Волна, похожая на спину исполинского кита, встает чуть в стороне по ходу лодки. Она становится все больше и больше, распрямляет свой горб и превращается в отвесную стену. Затем ее поверхность становится вогнутой, и вал, переливаясь, как зеленое стекло, устремляется прямо на нас. И вот нос лодки врезается в эту стену.
— Теперь нет… — стоило второму вахтенному офицеру начать свою фразу, как волна обрушивается на боевую рубку. Лодка покачнулась.
— …никакого смысла, — договаривает предложение второй вахтенный минуту спустя.
Я знаю о случаях, когда всю палубную команду в полном составе смывало с мостика особенно мощной волной, причем никто внутри лодки не знал о случившемся. Такие смертоносные волны иногда рождаются, если один вал накатывает на другой. Удар такого великана не выдержит никакой страховочный пояс.
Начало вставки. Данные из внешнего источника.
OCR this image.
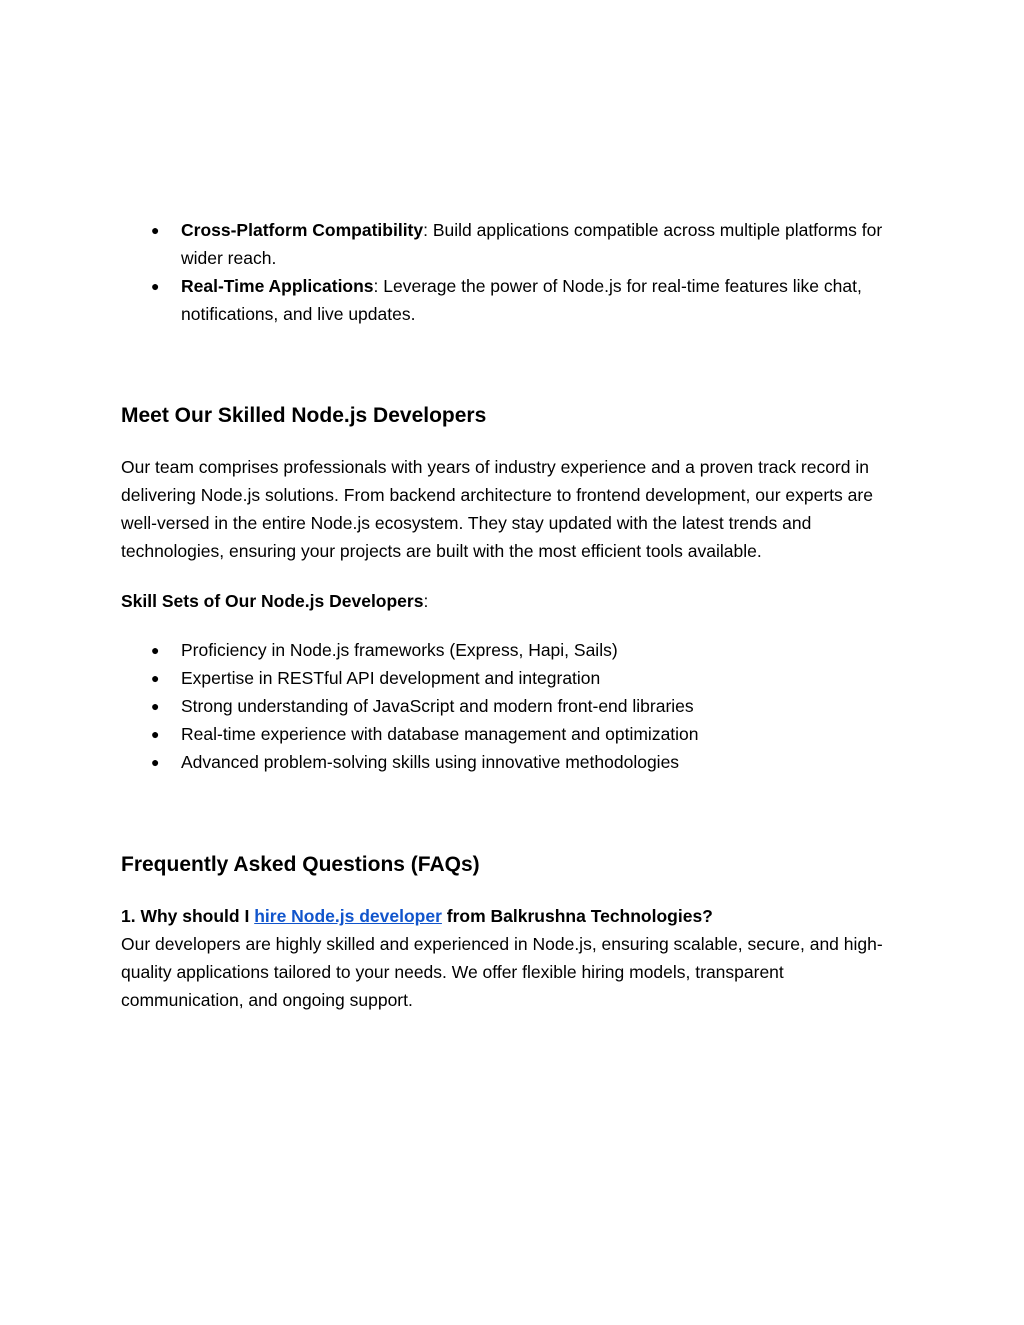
● Cross-Platform Compatibility: Build applications compatible across multiple platforms for wider reach.
● Real-Time Applications: Leverage the power of Node.js for real-time features like chat, notifications, and live updates.
Meet Our Skilled Node.js Developers

Our team comprises professionals with years of industry experience and a proven track record in delivering Node.js solutions. From backend architecture to frontend development, our experts are well-versed in the entire Node.js ecosystem. They stay updated with the latest trends and technologies, ensuring your projects are built with the most efficient tools available.

Skill Sets of Our Node.js Developers:

● Proficiency in Node.js frameworks (Express, Hapi, Sails)
● Expertise in RESTful API development and integration
● Strong understanding of JavaScript and modern front-end libraries
● Real-time experience with database management and optimization
● Advanced problem-solving skills using innovative methodologies
Frequently Asked Questions (FAQs)

1. Why should I hire Node.js developer from Balkrushna Technologies?

Our developers are highly skilled and experienced in Node.js, ensuring scalable, secure, and high-quality applications tailored to your needs. We offer flexible hiring models, transparent communication, and ongoing support.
Что чувствуешь, оказавшись в воде, в набухшей от воды одежде, и видя, как твоя лодка удаляется — становится все меньше и меньше, скрывается на мгновение за волнами, а потом пропадает из виду навсегда? Тебе конец, fini. А какое выражение лица у человека, первым обнаружившего, что вся вахта целиком исчезла с мостика, что лодка, оказывается, вслепую бредет по морю…
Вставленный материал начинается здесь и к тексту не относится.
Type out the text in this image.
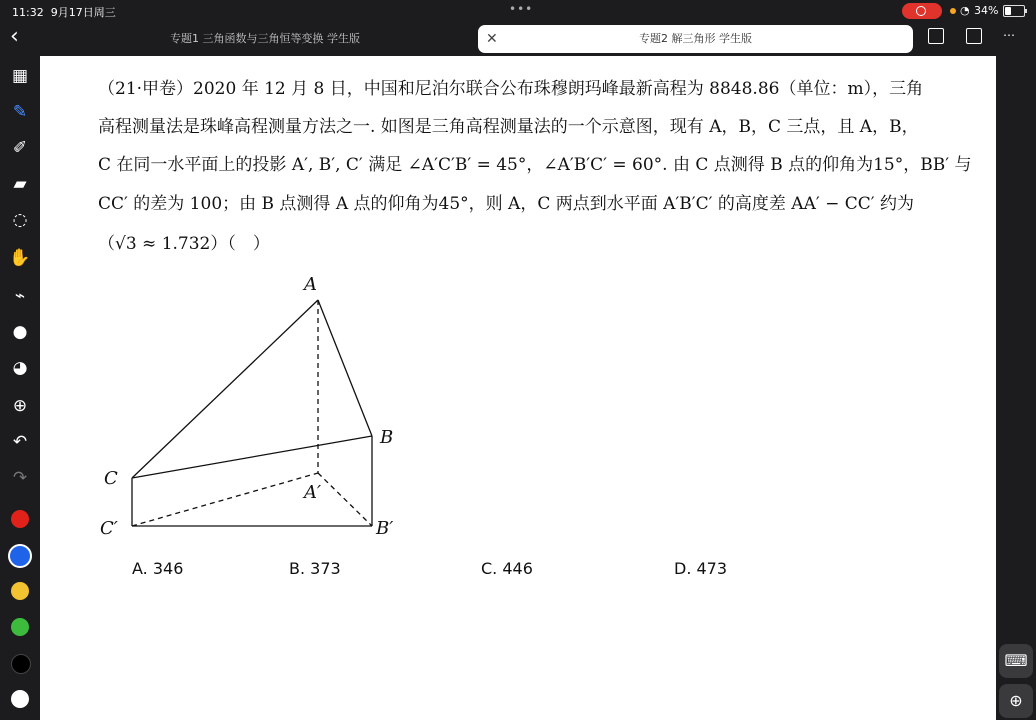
11:32 9月17日周三	•••	◔ 34%
‹	专题1 三角函数与三角恒等变换 学生版	✕	专题2 解三角形 学生版	⋯
▦
✎
✐
▰
◌
✋
⌁
●
◕
⊕
↶
↷
（21·甲卷）2020 年 12 月 8 日，中国和尼泊尔联合公布珠穆朗玛峰最新高程为 8848.86（单位：m），三角
高程测量法是珠峰高程测量方法之一. 如图是三角高程测量法的一个示意图，现有 A，B，C 三点，且 A，B，
C 在同一水平面上的投影 A′, B′, C′ 满足 ∠A′C′B′ = 45°，∠A′B′C′ = 60°. 由 C 点测得 B 点的仰角为15°，BB′ 与
CC′ 的差为 100；由 B 点测得 A 点的仰角为45°，则 A，C 两点到水平面 A′B′C′ 的高度差 AA′ − CC′ 约为
（√3 ≈ 1.732）（　）
A
B
C
A′
B′
C′
A. 346	B. 373	C. 446	D. 473
⌨
⊕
Мы идем малым ходом: опасно двигаться быстрее. Лодка может нырнуть сама по себе. Случалось, что лодки, шедшие слишком быстро в бурном море, скатившись с одной крутой гигантской волны к подножию следующей, под действием собственной инерции камнем уходили под воду на тридцать метров, а то и глубже. Вахтенные на мостике запросто могли бы захлебнуться. А если через воздухозаборники дизелей внутрь залилось бы слишком много воды, то лодка просто-напросто затонула бы.
Второй вахтенный офицер поворачивает ко мне красное лицо:
— Хотел бы я знать, насколько мы смогли продвинуться!
Внезапно он орет:
— Пригнись!
Это значит: присядь и задержи дыхание.
У меня хватает времени, чтобы увидеть открытый рот второго вахтенного, зеленую гору, вырастающую впереди лодки слева по борту и огромную белую лапу, которую она нерешительно протягивает к нам. Потом с громоподобным звуком она бьет в борт носовой части лодки, которая от удара уваливает в сторону от своего курса. Спрячь голову! Шипящий вал заливает мостик, полностью скрывая его под собой. Мы больше не чувствуем палубы у себя под ногами.
Но сразу же эта самая волна вздымает лодку. Высунувшийся из воды нос некоторое время висит в воздухе, пока волна не отпускает лодку, давая ей свалиться вниз. Вода через шпигаты и кормовую часть мостика, лишенную бульверка, устремляется прочь. Вскипевшие вокруг ног водовороты пытаются свалить нас.
— Это, пожалуй, слишком, — ворчит второй вахтенный.
В тот момент, когда лодка оседлала следующую волну, он откидывает люк и сообщает вниз:
— Для командира: волны сильно ухудшают видимость. Прошу изменить курс: триста градусов.
На мгновение из открытого люка на мостик долетают звуки транслируемой внутри лодки музыки. Затем снизу раздается голос:
— Курс триста градусов разрешаю.
— Новый курс: триста градусов, — командует второй вахтенный рулевому.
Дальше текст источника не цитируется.